I read recently about how urns full of ashes are stacked up in the closets of funeral homes uncollected. Here are some thoughts as to why that may happen.
- The family can't agree upon what to do with the ashes
- The family can't agree as to where the ashes should be buried, if buried at all
- The ground is too frozen to do anything until spring thaw
- It is difficult to imagine your loved one now in an urn
- The urn was forgotten about
Nonnie wanted to be cremated and had communicated her wishes to Boo. She had also mentioned that to me at some point though I can't remember how the topic arose. Probably when her 89 year old mother died just a few years before.
Boo presented my brother Todd and me with what I fondly referred to as "bag of Mom"- a small bag of ashes to sprinkle wherever we chose to honor Mom. "Ashes to ashes, dust to dust". You may be thinking that that is not really appropriate, but Nonnie would have appreciated the sense of humor.

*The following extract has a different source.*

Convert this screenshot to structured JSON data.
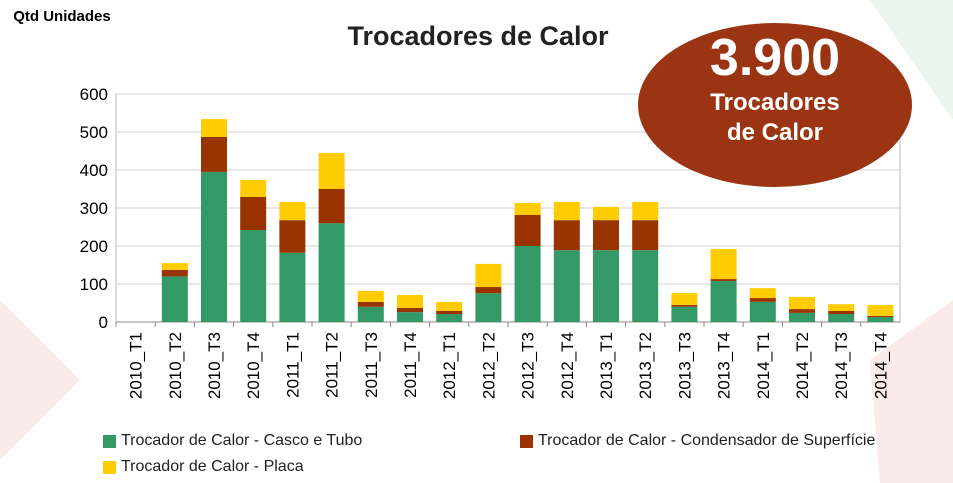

She would have laughed at this too!
" I've secretly arranged to have my ashes carelessly spilled on and stubbornly ground into my children's carpets"
I saw a movie where the Dad dies, is cremated, and his son travels all over the country having a conversation with the urn that is seatbelted and strapped into the front passenger seat of his car. He carefully and methodically spreads his father's ashes out the window as he honored him.
Todd told me he spread Mom's ashes in the surf at "Fence Beach" in Nantucket; Mom's favorite beach. I chose to spread Nonnie all over the island, in all the special places she loved, saying a final goodbye while shaking and emptying the "bag of Mom" off the bow of the steamship as it approached the end of the jetties that protects the harbor and headed out to the open sea.
So this is another thing to think about and then commmunicate to your parents, spouse, and/or children.
Where would you want your ashes to go? Who would you want to have some of your ashes? This can be very meaningful to those left behind.